Barbara Kavemann, Ingrid Lohstöter
Das Opfer muß die Folgen tragen. Alle Kinder brauchen Liebe, körperliche Zärtlichkeit und emotionale Wärme. Alle Mädchen brauchen Anerkennung ihrer Weiblichkeit, um zuversichtlich in ihr späteres Leben als Frau hineinwachsen zu können. Wenn ihnen statt dessen sexuelle Gewalt begegnet, wenn sie in der eigenen Familie als Sexualobjekt benutzt werden, entstehen Verletzungen, an denen die Frauen oft lebenslang zu tragen haben. Zwei Expertinnen erstellten für den Deutschen Jugendbericht 1983 ein Gutachten über sexuellen Mißbrauch in der Familie. In diesem Buch beschreiben sie darüber hinaus, was sie in langen Einzelgesprächen von den Betroffenen erfuhren. Die meisten Fälle von sexuellem Mißbrauch betreffen Mädchen, die meisten Täter sind in der allernächsten Umgebung des Opfers zu suchen.

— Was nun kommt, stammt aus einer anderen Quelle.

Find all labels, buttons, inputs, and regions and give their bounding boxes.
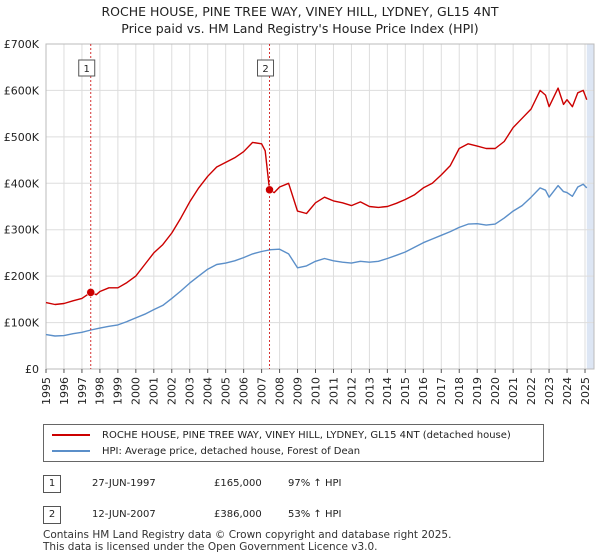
x-tick-label: 2009 <box>291 377 304 405</box>
legend-item-property: ROCHE HOUSE, PINE TREE WAY, VINEY HILL, … <box>52 428 511 442</box>
x-tick-label: 2004 <box>202 377 215 405</box>
x-tick-label: 2020 <box>489 377 502 405</box>
legend-swatch-property <box>52 434 90 436</box>
sale-marker-label: 2 <box>262 64 268 75</box>
x-tick-label: 2011 <box>327 377 340 405</box>
y-tick-label: £500K <box>4 131 40 144</box>
x-tick-label: 2018 <box>453 377 466 405</box>
legend: ROCHE HOUSE, PINE TREE WAY, VINEY HILL, … <box>43 424 544 462</box>
x-tick-label: 2015 <box>399 377 412 405</box>
x-tick-label: 1995 <box>40 377 53 405</box>
sale-number-badge: 1 <box>43 475 61 493</box>
chart-title: ROCHE HOUSE, PINE TREE WAY, VINEY HILL, … <box>101 4 499 19</box>
x-tick-label: 2016 <box>417 377 430 405</box>
sale-price: £165,000 <box>214 478 262 489</box>
x-tick-label: 2022 <box>525 377 538 405</box>
sale-marker-label: 1 <box>84 64 90 75</box>
x-tick-label: 2002 <box>166 377 179 405</box>
x-tick-label: 2010 <box>309 377 322 405</box>
x-tick-label: 1996 <box>58 377 71 405</box>
sale-marker-box <box>257 59 275 77</box>
x-tick-label: 2025 <box>579 377 592 405</box>
sale-date: 27-JUN-1997 <box>92 478 156 489</box>
sale-price: £386,000 <box>214 509 262 520</box>
y-tick-label: £700K <box>4 38 40 51</box>
x-tick-label: 2012 <box>345 377 358 405</box>
x-tick-label: 2006 <box>237 377 250 405</box>
plot-frame <box>45 43 595 370</box>
sale-date: 12-JUN-2007 <box>92 509 156 520</box>
y-tick-label: £200K <box>4 270 40 283</box>
property-series-line <box>45 87 588 306</box>
sale-number-badge: 2 <box>43 506 61 524</box>
y-tick-label: £400K <box>4 177 40 190</box>
y-tick-label: £600K <box>4 84 40 97</box>
y-tick-label: £0 <box>25 363 39 376</box>
x-tick-label: 2019 <box>471 377 484 405</box>
x-tick-label: 1997 <box>76 377 89 405</box>
chart-subtitle: Price paid vs. HM Land Registry's House … <box>121 21 479 36</box>
x-tick-label: 2008 <box>273 377 286 405</box>
x-tick-label: 1998 <box>94 377 107 405</box>
sale-point <box>265 185 274 195</box>
footer-licence: This data is licensed under the Open Gov… <box>43 541 378 553</box>
legend-item-hpi: HPI: Average price, detached house, Fore… <box>52 444 360 458</box>
sale-marker-box <box>78 59 96 77</box>
x-tick-label: 2017 <box>435 377 448 405</box>
x-tick-label: 2013 <box>363 377 376 405</box>
footer-copyright: Contains HM Land Registry data © Crown c… <box>43 529 452 541</box>
x-tick-label: 2021 <box>507 377 520 405</box>
x-tick-label: 2014 <box>381 377 394 405</box>
sale-hpi-change: 53% ↑ HPI <box>288 509 342 520</box>
sale-row-1: 1 27-JUN-1997 £165,000 97% ↑ HPI <box>40 475 560 497</box>
x-tick-label: 2024 <box>561 377 574 405</box>
x-tick-label: 1999 <box>112 377 125 405</box>
sale-point <box>86 288 95 297</box>
future-band <box>586 44 594 369</box>
x-tick-label: 2001 <box>148 377 161 405</box>
x-tick-label: 2000 <box>130 377 143 405</box>
x-tick-label: 2023 <box>543 377 556 405</box>
legend-label-property: ROCHE HOUSE, PINE TREE WAY, VINEY HILL, … <box>102 429 511 441</box>
sale-row-2: 2 12-JUN-2007 £386,000 53% ↑ HPI <box>40 506 560 528</box>
x-tick-label: 2003 <box>184 377 197 405</box>
y-tick-label: £100K <box>4 317 40 330</box>
sale-hpi-change: 97% ↑ HPI <box>288 478 342 489</box>
x-tick-label: 2007 <box>255 377 268 405</box>
y-tick-label: £300K <box>4 224 40 237</box>
price-chart: £0 £100K £200K £300K £400K £500K £600K £700K 199… <box>4 38 595 405</box>
hpi-series-line <box>45 183 588 337</box>
x-tick-label: 2005 <box>220 377 233 405</box>
legend-label-hpi: HPI: Average price, detached house, Fore… <box>102 445 361 457</box>
legend-swatch-hpi <box>52 450 90 452</box>
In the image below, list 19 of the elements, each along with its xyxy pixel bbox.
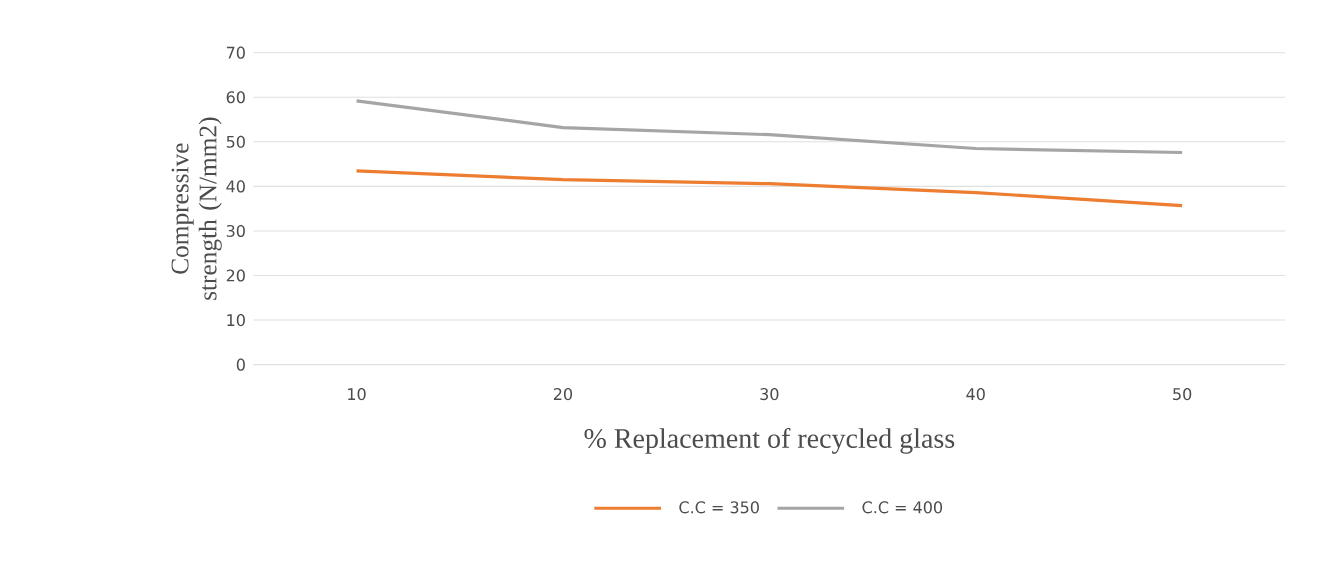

Diese schreckliche Wahrheit will freilich niemand wissen. Auch die Betroffenen schweigen, weil sie nicht auf Hilfe hoffen können. «Väter gelten nicht als Täter, sondern als Beschützer. Das vergrößert Vertrauensseligkeit und Unbefangenheit der Mädchen, aber auch – wenn wirklich etwas passiert – ihren Schock, ihre Schuldgefühle, ihre Ratlosigkeit. In welche Worte sollen sie das Unfaßbare auch fassen? Das Verschweigen des Mißbrauchs vergrößert den Handlungsspielraum der Täter. Sie müssen kaum Angst haben, daß ihre Taten entdeckt, daß sie zur Rechenschaft gezogen werden.»